In his first postseason game as a manager after 47 as a player, Randolph seemed as geeked up as any of his players. Vying for Micromanager of the Year, an award thought to have been retired around here with the departure of Bobby Valentine, Randolph yanked one pitcher too soon and stayed with another too long. He played it safe when he should have gambled, and gambled when he should have played it safe. Working with a shortage of quality starters for the playoff run, Randolph found a way to use half his staff in Game 1. Somehow, he managed to get outmanaged by Grady Little.
In spite of it all, the Mets held on to beat the Dodgers, 6-5, thanks to Reyes, Wright, Delgado and Dodgers third- base coach Rich Donnelly, who fortunately was only directing baserunners at Shea and not jetliners at LaGuardia.
Randolph asked Guillermo Mota to do something he had done only once as a Met, and not at all since Aug. 26 – pitch more than one inning.

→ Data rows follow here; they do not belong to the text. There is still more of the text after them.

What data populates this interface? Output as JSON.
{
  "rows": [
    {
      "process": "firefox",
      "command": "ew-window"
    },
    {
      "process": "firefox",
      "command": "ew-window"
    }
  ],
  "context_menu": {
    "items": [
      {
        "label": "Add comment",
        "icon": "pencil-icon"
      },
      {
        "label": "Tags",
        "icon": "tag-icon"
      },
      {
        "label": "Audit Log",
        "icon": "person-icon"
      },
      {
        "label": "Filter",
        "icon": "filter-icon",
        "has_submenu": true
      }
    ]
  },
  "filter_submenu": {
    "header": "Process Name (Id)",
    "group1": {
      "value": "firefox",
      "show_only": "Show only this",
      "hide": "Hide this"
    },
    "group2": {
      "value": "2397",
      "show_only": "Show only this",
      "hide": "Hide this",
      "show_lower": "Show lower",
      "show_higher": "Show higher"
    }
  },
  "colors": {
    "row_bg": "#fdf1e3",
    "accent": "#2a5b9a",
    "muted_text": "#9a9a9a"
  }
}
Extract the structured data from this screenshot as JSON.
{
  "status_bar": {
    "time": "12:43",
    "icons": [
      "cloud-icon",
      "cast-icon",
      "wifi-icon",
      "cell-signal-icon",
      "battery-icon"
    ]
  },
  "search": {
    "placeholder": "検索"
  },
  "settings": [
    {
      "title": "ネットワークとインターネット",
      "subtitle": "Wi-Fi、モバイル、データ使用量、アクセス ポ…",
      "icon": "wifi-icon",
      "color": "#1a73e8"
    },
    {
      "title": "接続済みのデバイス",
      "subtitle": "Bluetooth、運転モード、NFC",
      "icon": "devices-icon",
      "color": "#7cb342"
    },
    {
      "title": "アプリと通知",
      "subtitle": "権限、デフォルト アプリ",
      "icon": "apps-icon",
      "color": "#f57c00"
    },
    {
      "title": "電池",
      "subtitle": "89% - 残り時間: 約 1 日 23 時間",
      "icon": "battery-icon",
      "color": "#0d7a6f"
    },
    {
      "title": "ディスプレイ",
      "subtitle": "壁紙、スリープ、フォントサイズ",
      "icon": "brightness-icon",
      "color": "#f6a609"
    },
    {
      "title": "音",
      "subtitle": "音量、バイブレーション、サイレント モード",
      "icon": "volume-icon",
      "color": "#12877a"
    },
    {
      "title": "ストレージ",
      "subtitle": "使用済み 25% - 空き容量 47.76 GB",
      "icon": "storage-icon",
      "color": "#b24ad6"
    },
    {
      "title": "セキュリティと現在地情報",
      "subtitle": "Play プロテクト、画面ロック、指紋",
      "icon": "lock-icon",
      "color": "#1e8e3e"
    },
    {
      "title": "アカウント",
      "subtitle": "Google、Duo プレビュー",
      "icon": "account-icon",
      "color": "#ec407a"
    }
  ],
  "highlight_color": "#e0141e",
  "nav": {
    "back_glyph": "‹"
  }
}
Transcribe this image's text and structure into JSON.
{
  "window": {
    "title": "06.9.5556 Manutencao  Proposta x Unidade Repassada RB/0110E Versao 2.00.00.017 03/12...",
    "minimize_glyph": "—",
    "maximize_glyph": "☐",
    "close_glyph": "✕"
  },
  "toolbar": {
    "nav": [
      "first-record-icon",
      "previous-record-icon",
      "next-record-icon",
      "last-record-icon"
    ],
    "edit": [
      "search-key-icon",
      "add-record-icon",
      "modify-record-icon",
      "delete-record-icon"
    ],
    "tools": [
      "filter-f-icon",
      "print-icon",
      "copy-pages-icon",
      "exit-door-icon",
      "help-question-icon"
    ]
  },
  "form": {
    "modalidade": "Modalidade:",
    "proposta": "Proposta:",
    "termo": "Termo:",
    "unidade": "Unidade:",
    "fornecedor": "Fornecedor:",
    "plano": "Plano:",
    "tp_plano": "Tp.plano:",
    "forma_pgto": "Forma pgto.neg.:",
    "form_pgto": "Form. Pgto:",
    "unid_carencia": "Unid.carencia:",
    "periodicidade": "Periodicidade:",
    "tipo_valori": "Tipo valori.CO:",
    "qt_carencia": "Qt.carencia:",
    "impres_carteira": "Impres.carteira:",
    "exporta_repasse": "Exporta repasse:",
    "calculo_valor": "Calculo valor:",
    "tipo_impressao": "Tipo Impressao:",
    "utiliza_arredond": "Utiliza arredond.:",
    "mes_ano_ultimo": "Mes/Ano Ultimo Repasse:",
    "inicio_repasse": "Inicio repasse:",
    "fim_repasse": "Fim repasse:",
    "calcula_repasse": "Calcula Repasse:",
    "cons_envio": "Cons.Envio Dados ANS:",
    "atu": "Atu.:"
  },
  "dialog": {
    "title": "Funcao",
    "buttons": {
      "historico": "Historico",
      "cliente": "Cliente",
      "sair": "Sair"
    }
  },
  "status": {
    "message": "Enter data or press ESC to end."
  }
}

Mota looked sharp in the sixth, and Randolph, feeling good about the three-run lead the Mets had opened in the bottom of the inning on Wright’s two-run double, sent Mota up to hit for himself with the bases loaded and two outs. It was a perfect opportunity to bust the game open – the Mets had righthanded hitters Woodward, Julio Franco and Ramon Castro on the bench to face lefty reliever Mark Hendrickson – but Randolph chose to settle, and Mota flied out to end the inning.
“I always like to get the runs,” Randolph said. “But in that situation, I just felt like we had our best pitcher out there at the time and I felt like we could hold the lead. Didn’t work out that way.”
Not only did Mota not extend the lead, he gave it back in the seventh on Garciaparra’s two-run double. But Reyes, Delgado and Wright bailed out Mota, and the manager, in the bottom of the inning. Wagner did his customary cardiac arrest job in the ninth to escape with the save.
Along with his notorious trigger temper, Tigers P Kenny Rogers can add “All-Star Left Fielder” to his impressive resume, according to the Detroit Free Press’ Cecil Angel. Nice to see CSTB’s laid-off copy editors found some work in the Midwest.